Direct naar content gaan

Samenvatting

In deze zaak beoordeelt Rechtbank Zeeland-West-Brabant of de Inspecteur de aan X (belanghebbende) opgelegde navorderingsaanslagen IB/PVV 2018 en 2019 terecht en niet tot te hoge bedragen heeft opgelegd. Meer specifiek gaat de Rechtbank in op de vraag of de inkomsten die X van zijn (enige) opdrachtgever in de periode 19 november 2018 tot en met 31 december 2019 heeft ontvangen, kwalificeren als winst uit onderneming. Daarnaast beoordeelt de Rechtbank of X recht heeft op toepassing van de zelfstandigenaftrek.

De activiteiten van X bestaan uit het plaatsen van kozijnen in opdracht van derden.

De Rechtbank stelt vast dat X in voornoemde periode werkzaamheden verrichtte in opdracht van één opdrachtgever, gebruikmakend van diens materialen, zonder significante investeringen of ondernemersrisico.
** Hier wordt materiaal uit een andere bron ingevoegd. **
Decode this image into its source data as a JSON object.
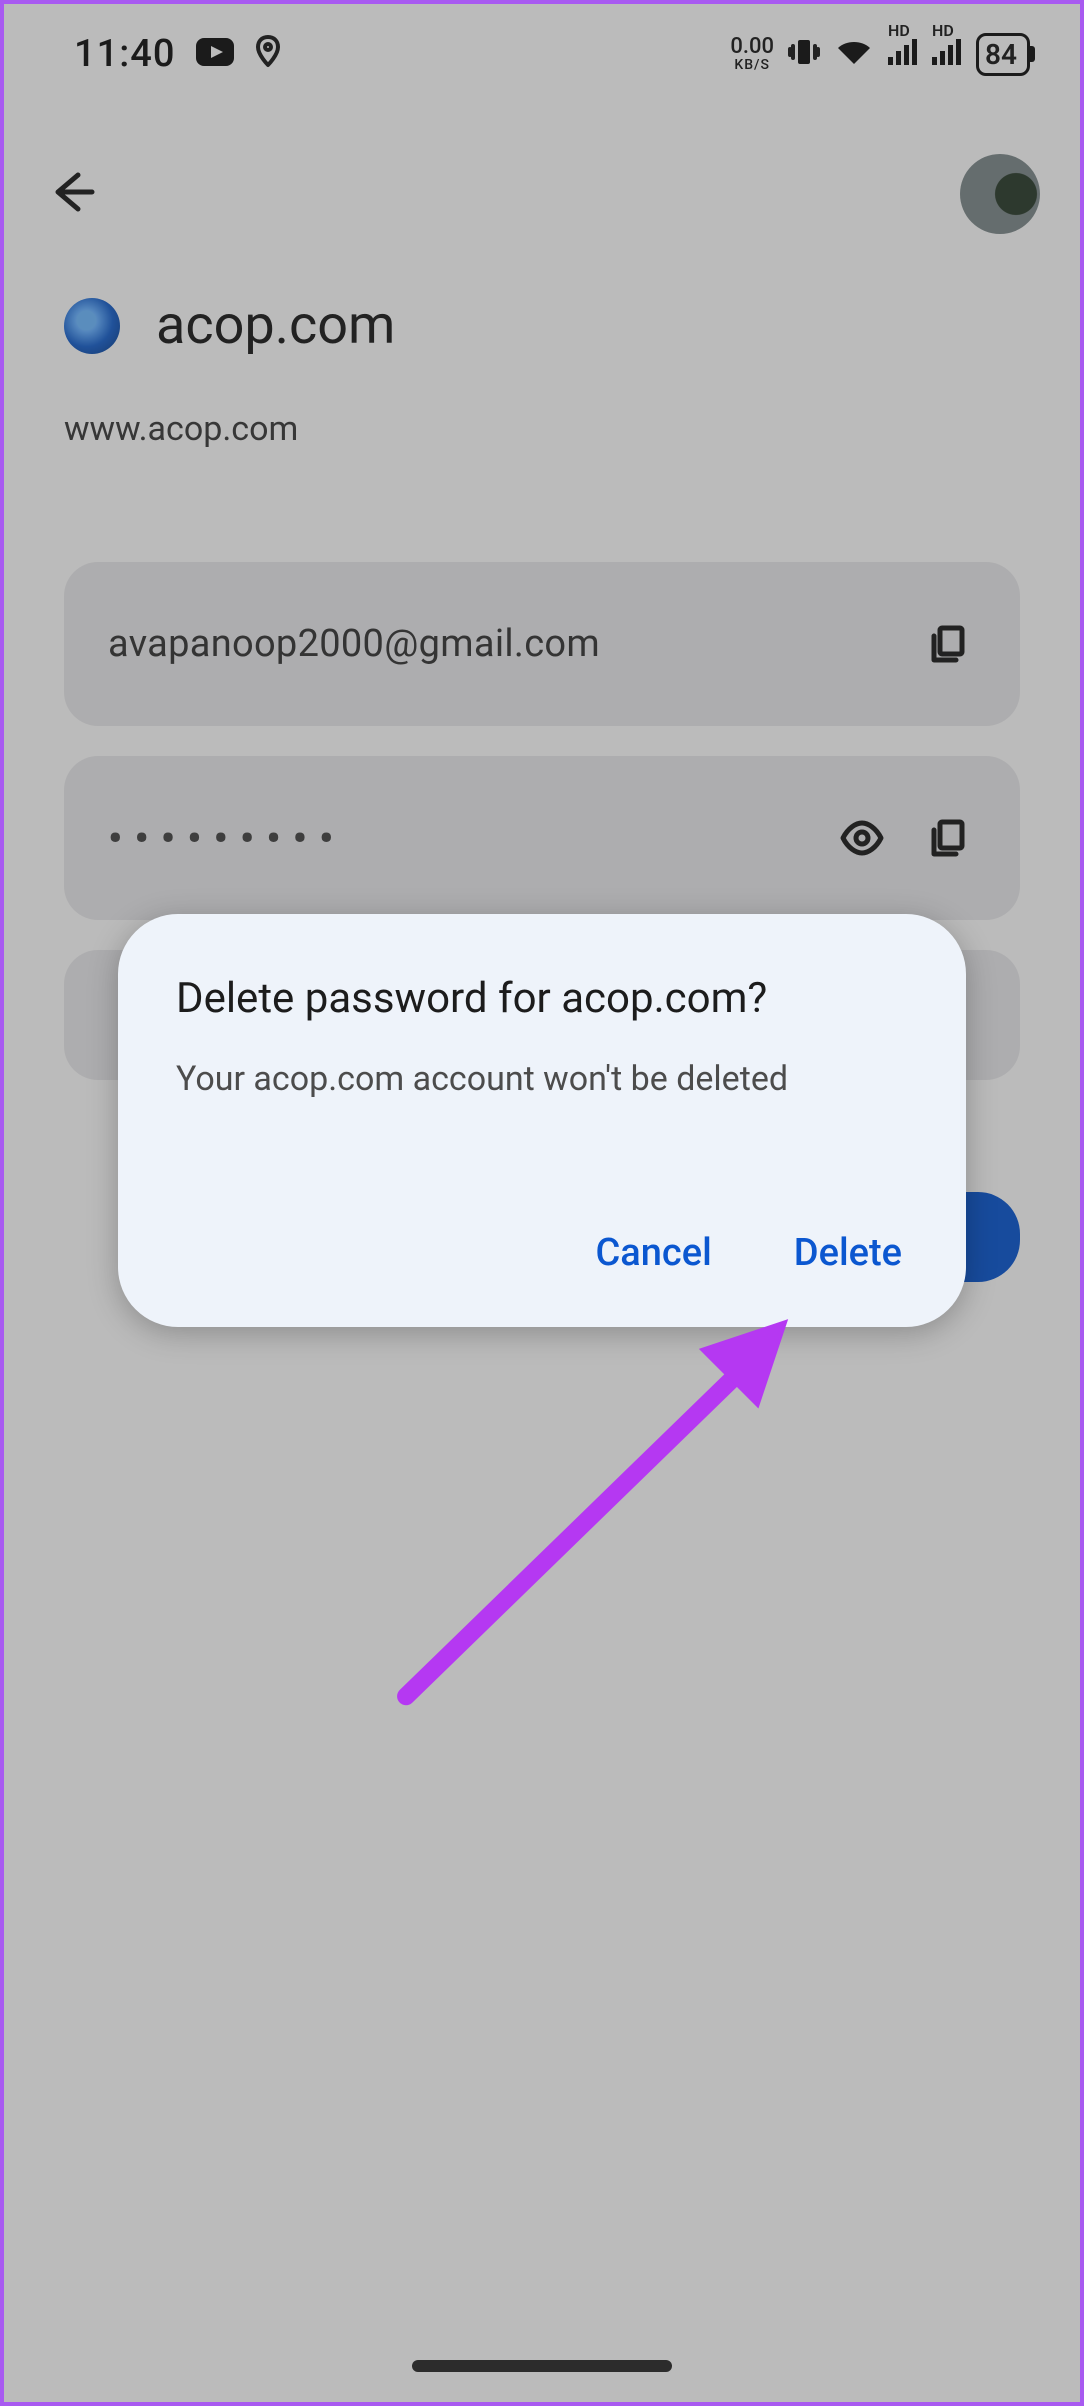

De afspraken waren niet formeel vastgelegd. De stelling van X over risico’s bij lekkage of glasbreuk wordt verworpen door gebrek aan bewijs.

De Rechtbank concludeert dat de werkzaamheden niet in het kader van een onderneming plaatsvonden. De inkomsten worden aangemerkt als resultaat uit overige werkzaamheden (row). De Inspecteur heeft de genoten inkomsten voor beide jaren terecht gecorrigeerd.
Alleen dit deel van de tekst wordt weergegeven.